Tip: Create a `Series<int,int>` first. Use `Frame.addCol`



In [None]:
// example: 
// persons is the result of Task 1.2
// persons
// |> Frame.addCol "coffeesPerWeek" coffeesPerWeek

## Task 1.4
Add the columns `"teasPerWeek"` and `"coffeesPerWeek"`. Add the resulting series as a column with the title `"completeConsume"` to the previously created frame.

Tip 1: This task can be solved in several ways.

Tip 2: Via `Series.values` you can access the values of each Series. Then you could iterate over both collections with `Seq.map2`. 



## Task 1.5
Determine the sum of `"completeConsume"`.
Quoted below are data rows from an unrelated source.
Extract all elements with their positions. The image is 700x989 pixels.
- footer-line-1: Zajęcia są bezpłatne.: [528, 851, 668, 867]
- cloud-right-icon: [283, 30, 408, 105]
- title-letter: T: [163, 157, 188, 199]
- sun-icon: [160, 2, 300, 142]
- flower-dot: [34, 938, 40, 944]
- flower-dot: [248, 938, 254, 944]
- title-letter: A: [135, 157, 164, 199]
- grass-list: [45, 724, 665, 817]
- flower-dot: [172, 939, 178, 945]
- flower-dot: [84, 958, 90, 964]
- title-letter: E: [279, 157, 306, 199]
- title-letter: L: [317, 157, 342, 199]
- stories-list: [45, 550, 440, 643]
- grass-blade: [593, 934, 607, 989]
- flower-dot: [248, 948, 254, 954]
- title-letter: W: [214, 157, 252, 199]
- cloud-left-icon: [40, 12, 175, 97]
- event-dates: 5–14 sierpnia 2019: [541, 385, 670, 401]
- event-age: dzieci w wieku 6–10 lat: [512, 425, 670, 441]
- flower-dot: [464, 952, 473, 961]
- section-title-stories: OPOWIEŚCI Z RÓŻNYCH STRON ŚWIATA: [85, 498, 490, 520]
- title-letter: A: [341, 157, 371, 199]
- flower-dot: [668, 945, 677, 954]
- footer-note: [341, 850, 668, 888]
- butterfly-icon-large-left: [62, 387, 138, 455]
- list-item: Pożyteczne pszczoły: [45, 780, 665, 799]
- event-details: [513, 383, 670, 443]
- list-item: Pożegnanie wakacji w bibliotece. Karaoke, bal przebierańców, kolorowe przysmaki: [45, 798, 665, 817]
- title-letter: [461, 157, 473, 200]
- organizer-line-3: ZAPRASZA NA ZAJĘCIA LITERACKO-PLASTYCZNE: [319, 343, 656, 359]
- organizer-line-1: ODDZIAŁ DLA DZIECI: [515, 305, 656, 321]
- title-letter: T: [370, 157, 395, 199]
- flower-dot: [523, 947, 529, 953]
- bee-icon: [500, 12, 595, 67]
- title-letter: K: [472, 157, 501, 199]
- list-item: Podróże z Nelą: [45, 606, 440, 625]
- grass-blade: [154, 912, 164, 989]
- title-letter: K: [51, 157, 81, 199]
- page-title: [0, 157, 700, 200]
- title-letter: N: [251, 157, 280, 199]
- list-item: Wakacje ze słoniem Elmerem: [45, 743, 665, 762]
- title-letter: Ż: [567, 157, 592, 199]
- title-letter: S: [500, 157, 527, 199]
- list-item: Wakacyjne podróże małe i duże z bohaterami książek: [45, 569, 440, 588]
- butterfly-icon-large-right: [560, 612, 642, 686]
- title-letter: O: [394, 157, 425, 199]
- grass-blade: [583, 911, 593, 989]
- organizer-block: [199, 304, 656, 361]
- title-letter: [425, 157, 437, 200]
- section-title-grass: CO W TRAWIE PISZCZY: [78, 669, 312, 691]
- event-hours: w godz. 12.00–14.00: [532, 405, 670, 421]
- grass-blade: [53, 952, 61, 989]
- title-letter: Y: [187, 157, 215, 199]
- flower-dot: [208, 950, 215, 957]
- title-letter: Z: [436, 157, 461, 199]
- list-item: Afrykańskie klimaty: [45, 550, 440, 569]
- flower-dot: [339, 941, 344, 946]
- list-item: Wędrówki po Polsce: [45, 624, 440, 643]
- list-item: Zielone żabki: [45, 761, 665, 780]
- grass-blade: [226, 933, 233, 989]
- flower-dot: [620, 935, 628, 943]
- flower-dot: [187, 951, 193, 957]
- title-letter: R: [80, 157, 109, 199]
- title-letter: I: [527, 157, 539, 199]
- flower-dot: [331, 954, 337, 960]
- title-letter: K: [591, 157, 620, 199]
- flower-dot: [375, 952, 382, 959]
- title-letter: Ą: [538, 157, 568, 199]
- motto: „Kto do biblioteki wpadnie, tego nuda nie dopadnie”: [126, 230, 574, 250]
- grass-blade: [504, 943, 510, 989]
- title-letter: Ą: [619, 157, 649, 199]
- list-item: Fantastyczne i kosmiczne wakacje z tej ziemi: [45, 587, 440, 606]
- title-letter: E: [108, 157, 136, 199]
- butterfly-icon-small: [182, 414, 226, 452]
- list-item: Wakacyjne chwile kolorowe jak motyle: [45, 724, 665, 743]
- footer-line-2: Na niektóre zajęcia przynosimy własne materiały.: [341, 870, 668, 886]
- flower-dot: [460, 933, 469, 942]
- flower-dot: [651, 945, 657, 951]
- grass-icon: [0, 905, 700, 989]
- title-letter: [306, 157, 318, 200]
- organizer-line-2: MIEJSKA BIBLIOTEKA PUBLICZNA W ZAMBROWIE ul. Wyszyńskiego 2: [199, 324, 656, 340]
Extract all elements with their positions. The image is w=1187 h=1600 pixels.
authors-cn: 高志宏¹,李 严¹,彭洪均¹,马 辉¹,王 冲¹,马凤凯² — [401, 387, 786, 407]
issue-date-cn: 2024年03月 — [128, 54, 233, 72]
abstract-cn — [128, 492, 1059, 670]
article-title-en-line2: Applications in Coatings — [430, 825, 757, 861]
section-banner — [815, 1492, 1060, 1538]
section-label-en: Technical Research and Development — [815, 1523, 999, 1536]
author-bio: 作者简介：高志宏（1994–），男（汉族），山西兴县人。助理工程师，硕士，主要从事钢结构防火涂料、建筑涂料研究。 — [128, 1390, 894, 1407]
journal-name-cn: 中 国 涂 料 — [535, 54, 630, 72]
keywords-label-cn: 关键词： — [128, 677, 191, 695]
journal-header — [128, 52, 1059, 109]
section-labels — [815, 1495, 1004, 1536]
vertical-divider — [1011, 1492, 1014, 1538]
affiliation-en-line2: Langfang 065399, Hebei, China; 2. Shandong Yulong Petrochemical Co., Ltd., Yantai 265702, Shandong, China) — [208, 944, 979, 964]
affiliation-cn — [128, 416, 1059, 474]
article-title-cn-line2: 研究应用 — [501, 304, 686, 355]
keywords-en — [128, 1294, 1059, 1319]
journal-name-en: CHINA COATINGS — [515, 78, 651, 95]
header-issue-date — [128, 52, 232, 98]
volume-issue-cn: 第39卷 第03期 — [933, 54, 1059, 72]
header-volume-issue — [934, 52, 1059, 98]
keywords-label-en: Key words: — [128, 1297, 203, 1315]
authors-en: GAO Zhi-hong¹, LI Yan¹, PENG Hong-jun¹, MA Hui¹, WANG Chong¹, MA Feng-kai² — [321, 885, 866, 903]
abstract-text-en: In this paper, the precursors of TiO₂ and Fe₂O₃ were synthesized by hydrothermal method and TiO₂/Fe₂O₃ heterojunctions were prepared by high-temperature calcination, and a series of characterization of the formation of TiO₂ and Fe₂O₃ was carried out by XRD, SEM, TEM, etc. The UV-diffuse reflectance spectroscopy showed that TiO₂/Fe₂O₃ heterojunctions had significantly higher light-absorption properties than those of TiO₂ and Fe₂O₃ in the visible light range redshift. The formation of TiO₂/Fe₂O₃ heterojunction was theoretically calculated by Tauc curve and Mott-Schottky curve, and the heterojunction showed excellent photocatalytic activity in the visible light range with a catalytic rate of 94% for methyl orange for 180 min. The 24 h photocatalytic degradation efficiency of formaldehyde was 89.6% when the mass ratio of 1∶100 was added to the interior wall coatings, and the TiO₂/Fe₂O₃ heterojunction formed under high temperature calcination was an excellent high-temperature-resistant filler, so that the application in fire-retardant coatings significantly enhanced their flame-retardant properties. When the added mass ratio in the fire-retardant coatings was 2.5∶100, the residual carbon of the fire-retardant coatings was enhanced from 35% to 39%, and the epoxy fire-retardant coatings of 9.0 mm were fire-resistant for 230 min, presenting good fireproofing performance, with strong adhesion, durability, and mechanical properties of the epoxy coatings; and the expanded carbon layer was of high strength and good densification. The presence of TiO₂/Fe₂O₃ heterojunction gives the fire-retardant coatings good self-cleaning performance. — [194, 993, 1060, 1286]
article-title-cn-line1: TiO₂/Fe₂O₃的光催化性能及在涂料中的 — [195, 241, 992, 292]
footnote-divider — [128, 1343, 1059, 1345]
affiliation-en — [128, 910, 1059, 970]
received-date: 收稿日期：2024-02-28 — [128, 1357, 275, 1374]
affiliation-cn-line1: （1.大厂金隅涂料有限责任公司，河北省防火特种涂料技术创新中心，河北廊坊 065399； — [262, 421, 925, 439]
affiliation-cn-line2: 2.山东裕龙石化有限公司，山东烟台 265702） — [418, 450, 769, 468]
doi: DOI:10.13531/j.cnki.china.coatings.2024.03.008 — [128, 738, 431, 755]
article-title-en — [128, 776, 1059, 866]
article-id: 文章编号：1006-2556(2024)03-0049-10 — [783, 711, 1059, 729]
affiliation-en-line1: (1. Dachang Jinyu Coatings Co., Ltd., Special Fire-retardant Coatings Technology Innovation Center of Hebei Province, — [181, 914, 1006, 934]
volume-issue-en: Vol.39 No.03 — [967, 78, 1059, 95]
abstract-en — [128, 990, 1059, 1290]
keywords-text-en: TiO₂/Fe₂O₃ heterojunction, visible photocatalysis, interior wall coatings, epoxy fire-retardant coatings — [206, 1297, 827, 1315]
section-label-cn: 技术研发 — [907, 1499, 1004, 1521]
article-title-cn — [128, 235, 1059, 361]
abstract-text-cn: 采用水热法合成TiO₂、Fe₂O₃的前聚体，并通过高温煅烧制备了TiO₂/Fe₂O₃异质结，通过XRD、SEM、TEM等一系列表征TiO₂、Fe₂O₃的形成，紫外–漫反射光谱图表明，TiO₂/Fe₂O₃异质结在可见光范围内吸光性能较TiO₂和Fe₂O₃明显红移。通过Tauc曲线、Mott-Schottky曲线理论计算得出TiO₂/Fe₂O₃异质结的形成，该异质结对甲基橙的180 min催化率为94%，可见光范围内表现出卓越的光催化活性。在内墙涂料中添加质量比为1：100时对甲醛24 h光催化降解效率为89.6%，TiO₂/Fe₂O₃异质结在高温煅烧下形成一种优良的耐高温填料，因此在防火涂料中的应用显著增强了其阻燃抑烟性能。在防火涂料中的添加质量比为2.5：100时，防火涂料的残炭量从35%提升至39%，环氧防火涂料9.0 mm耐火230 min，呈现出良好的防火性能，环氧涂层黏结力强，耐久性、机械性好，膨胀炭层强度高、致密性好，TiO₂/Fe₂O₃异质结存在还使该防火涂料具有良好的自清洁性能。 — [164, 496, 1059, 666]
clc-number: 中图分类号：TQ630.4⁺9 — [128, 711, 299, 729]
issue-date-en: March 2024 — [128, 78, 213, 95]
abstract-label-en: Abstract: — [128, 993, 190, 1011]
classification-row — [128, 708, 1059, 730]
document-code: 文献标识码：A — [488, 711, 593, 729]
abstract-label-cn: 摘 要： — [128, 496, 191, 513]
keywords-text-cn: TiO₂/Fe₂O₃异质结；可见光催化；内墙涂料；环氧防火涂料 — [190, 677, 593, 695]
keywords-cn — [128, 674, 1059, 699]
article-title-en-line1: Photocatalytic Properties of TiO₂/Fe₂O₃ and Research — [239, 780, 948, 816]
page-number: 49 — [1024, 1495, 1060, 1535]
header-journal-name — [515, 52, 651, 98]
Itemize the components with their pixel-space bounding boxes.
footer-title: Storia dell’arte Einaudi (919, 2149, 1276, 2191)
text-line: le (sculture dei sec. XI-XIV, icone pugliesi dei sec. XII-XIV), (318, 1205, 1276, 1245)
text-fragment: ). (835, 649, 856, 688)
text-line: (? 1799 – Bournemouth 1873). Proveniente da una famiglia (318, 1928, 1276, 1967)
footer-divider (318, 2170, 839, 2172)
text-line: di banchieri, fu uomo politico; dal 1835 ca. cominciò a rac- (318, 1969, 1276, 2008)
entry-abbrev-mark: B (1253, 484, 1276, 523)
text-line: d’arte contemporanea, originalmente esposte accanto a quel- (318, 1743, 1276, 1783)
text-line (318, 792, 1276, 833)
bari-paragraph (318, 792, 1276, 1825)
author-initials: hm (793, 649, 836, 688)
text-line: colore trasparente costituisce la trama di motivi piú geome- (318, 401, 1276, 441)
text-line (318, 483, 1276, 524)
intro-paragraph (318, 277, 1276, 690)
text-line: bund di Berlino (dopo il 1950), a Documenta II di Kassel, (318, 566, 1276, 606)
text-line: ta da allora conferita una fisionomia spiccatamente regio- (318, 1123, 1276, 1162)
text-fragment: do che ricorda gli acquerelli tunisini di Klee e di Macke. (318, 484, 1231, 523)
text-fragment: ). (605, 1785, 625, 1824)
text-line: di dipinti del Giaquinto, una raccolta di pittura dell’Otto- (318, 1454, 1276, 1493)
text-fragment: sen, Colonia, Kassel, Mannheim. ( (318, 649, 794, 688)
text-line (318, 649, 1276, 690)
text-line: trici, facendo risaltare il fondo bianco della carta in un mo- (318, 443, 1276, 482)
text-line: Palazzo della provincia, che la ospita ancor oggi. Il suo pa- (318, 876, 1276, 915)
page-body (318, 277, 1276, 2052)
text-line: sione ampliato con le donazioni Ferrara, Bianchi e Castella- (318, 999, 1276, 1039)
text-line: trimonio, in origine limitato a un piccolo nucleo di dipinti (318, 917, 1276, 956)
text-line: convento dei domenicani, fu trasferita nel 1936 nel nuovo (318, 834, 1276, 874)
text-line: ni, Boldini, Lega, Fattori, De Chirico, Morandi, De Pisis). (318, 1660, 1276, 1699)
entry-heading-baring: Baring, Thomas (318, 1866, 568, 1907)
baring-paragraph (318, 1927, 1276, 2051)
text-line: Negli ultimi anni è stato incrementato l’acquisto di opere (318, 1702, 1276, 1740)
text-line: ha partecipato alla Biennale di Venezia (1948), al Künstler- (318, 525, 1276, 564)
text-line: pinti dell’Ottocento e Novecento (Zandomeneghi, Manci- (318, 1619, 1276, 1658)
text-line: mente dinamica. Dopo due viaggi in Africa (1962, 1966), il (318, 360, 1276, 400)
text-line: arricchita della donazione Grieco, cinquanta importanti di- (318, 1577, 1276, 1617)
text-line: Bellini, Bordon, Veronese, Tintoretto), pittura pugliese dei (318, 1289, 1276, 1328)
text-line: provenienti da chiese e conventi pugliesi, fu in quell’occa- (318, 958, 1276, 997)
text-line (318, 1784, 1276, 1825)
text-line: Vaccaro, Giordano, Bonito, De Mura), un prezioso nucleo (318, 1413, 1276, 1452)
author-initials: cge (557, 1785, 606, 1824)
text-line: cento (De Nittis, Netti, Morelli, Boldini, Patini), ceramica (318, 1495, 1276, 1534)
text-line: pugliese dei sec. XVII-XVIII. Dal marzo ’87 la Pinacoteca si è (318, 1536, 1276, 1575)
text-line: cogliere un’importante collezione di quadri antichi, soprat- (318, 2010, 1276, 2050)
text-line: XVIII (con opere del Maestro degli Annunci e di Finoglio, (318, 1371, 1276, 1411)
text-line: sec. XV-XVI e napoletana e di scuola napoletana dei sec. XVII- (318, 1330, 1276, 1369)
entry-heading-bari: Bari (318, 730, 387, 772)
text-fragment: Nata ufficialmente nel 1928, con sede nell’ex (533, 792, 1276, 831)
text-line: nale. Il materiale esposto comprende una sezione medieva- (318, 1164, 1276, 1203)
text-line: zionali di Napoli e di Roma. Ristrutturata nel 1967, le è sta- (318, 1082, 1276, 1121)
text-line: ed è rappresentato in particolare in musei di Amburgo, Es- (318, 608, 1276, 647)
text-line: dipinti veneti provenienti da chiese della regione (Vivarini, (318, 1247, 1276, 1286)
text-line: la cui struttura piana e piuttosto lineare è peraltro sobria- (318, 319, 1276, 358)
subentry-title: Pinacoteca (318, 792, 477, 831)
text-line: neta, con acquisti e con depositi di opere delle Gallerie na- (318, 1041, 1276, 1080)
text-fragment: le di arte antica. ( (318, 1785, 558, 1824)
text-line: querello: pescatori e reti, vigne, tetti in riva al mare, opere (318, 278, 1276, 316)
# Task 2: Frame Operations




## Task 2.1
Group the rows of the frame from Task 1.3 according to the elements of the `"group"` column.
Tip: Explicit type annotation (see: [Working with Deedle](#Working-with-Deedle)). 

## Task 2.2
Results tables often contain more than 40 columns. However, only a few are interesting for individual analysis. 
It is therefore often useful to create a frame that contains fewer columns. Use the function `Frame.sliceCols` to create a frame on the base of the 
frame from Task 1.3 to create a frame that contains only the columns `"firstNames"` and `"teasPerWeek"`.



## Task 2.3
Many times you want to aggregate based on groupings. Calculate the sum of the `"teasPerWeek"` column for each group.
Tip: Extract the `"teasPerWeek"` column from the result of Task 2.1. Proceed as demonstrated in the lecture. 



## Task 2.4
Often you want to save intermediate results. Save the frame from task 1.3 as a CSV file. Use `';'` as separator.



## Task 2.5
Use the function `Frame.ReadCsv` to read the file again.